Tentative

Instructor:
Richard Lee (Office hours)
Course number:
PHIL 5983 002 (ISIS number: 14122)
Time:
W 4:00 p.m. - 6:50 p.m.
Room:
MAIN 203
Pre-requisites:
Graduate standing or permission of the instructor
Brief Description:
The Doctrine of Double Effect, which has its roots in Thomistic Ethics, is a purported deontological constraint on the permissibility of action. This principle (according to one formulation) holds that an action is permissible if it is a choice which "is either good or indifferent from which there follows a twofold effect, one good, the other evil, if a proportionate grave reason is present, and if … the agent … does not intend the evil effect." (Gury, quoted in Woodward p.8) After analyzing the notion of intention we'll look at various formulations of the principle, defenses of it, and objections to it.
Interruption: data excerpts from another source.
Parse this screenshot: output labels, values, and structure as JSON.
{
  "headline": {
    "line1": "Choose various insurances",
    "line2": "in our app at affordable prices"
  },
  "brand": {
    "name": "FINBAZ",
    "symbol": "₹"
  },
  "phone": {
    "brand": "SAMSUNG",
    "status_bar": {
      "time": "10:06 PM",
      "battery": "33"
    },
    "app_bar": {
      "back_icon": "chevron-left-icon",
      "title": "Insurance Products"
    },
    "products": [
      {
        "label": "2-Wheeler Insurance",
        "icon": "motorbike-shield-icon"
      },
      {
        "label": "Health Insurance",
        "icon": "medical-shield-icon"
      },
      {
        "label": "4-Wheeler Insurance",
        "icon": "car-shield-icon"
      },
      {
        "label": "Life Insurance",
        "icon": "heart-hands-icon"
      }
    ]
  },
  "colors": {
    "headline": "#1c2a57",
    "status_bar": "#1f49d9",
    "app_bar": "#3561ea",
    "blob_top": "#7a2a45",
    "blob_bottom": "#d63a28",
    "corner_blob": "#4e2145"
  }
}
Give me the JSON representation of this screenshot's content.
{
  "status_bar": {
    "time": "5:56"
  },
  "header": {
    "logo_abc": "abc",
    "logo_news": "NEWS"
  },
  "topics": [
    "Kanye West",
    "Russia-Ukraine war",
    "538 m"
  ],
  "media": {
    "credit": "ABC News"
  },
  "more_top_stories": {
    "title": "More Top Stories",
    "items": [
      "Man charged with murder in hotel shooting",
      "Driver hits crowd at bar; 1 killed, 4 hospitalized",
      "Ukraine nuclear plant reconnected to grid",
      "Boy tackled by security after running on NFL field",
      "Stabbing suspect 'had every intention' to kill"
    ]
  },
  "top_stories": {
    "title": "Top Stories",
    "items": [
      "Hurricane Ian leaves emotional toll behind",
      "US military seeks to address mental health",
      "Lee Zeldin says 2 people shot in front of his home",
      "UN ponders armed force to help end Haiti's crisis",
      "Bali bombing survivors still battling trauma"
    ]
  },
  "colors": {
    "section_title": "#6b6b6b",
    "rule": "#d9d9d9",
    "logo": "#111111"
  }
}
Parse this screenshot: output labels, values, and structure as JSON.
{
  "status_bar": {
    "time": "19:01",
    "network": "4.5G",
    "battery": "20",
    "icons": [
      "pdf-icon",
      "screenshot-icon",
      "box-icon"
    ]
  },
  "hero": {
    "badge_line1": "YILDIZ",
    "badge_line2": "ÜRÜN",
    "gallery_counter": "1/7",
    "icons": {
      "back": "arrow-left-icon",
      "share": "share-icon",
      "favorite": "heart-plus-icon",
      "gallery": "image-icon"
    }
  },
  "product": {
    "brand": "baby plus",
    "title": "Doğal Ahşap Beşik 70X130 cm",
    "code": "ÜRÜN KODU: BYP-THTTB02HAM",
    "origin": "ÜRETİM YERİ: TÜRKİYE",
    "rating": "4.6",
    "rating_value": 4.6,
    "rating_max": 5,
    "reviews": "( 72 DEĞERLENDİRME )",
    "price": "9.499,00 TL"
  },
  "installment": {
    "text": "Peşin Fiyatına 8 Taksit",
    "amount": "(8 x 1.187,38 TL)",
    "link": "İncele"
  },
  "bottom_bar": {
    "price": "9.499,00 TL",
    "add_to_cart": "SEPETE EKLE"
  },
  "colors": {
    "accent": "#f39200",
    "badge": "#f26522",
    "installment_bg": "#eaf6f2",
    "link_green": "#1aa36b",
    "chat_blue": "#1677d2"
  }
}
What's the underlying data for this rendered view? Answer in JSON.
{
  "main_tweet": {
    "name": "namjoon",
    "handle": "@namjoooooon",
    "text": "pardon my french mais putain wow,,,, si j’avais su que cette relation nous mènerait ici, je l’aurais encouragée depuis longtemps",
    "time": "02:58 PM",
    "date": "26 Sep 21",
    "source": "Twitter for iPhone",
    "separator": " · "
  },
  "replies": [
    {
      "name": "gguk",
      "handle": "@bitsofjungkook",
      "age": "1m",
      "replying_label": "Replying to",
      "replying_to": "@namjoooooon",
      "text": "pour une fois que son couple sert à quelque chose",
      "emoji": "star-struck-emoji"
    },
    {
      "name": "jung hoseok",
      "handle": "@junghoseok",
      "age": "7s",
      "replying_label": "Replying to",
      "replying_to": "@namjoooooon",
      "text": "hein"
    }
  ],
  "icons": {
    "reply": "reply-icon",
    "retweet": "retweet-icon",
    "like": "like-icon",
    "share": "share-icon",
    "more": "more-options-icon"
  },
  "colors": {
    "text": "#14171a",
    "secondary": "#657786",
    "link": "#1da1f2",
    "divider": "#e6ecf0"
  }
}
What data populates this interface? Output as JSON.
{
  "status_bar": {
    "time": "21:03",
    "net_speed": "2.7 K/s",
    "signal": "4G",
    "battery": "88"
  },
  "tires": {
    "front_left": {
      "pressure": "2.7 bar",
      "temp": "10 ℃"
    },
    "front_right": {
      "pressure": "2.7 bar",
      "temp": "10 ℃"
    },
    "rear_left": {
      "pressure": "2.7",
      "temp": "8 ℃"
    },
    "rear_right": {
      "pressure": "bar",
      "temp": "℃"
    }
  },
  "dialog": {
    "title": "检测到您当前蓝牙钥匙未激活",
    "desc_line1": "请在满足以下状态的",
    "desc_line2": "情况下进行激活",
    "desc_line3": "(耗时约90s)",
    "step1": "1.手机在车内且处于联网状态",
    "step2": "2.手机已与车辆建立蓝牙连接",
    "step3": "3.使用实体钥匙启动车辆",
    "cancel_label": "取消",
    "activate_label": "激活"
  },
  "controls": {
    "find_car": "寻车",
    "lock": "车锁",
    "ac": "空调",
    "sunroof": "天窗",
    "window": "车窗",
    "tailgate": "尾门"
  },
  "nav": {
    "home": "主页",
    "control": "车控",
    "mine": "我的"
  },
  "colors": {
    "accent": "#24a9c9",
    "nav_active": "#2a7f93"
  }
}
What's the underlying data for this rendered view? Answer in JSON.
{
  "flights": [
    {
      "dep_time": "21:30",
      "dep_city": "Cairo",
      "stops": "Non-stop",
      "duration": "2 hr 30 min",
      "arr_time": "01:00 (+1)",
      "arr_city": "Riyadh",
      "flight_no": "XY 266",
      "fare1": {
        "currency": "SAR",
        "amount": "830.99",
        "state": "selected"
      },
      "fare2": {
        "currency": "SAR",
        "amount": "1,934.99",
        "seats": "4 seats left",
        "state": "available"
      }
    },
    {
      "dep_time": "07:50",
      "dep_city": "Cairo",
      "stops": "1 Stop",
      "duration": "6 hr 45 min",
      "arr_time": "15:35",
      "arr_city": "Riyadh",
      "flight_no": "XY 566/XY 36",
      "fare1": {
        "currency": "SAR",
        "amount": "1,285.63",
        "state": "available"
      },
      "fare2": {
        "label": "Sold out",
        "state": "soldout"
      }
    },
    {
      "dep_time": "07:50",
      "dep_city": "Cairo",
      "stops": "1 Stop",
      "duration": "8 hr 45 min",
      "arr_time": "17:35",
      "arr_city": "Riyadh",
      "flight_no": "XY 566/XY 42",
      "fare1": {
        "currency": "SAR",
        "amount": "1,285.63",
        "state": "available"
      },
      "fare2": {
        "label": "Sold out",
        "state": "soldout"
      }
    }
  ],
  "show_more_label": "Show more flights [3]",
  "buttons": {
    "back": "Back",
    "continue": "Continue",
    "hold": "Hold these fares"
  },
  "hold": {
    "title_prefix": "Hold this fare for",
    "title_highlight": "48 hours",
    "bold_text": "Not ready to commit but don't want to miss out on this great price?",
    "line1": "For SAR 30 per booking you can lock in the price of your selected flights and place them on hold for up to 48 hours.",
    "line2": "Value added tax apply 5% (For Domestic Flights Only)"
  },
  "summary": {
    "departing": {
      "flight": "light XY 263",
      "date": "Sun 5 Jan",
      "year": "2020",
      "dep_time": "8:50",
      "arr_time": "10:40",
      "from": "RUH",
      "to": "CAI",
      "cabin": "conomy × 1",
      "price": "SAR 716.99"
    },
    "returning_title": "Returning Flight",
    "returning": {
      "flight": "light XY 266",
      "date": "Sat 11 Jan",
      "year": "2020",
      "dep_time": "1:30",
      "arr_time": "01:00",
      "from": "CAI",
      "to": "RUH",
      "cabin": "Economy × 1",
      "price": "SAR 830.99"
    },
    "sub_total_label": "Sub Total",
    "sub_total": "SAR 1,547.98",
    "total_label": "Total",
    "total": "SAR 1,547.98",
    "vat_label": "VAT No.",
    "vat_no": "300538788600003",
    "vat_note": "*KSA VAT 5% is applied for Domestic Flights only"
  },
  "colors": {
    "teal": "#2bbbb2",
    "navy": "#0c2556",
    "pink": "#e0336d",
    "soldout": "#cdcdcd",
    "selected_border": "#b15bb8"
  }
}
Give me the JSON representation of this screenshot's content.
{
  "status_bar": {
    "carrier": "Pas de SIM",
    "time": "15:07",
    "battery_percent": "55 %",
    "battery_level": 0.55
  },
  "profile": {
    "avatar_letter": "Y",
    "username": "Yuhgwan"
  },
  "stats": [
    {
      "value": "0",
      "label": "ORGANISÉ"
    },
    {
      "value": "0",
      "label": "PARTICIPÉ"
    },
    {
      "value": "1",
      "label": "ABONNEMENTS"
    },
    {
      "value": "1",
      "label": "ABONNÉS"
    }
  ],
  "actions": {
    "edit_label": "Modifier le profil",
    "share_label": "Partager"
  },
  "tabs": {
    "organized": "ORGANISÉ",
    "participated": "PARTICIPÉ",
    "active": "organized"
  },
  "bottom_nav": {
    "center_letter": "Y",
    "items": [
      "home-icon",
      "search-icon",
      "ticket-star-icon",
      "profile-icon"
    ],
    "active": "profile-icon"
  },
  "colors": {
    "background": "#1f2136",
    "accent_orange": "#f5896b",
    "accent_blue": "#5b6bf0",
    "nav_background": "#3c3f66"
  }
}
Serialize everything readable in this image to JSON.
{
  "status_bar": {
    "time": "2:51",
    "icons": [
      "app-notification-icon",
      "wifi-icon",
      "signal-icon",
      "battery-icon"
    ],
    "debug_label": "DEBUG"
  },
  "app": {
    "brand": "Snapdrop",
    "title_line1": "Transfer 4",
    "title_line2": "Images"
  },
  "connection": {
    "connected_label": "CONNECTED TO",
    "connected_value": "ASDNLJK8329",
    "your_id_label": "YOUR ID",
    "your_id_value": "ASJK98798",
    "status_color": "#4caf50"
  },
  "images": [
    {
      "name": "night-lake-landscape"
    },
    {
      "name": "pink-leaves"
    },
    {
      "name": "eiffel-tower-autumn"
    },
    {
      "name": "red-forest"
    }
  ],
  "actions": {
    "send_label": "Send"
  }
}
T. M. Scanlon begins his recent book Moral Dimensions: Permissibility, Meaning, and Blame with a critique of this principle. After studying the basics of Scanlon's contractualist theory of morality (in his earlier writings), we'll scrutinize Scanlon's take on the doctrine of double effect and his subsequent account of moral blame. Finally we will explore applications of the doctrine of double effect, especially in "just war theory."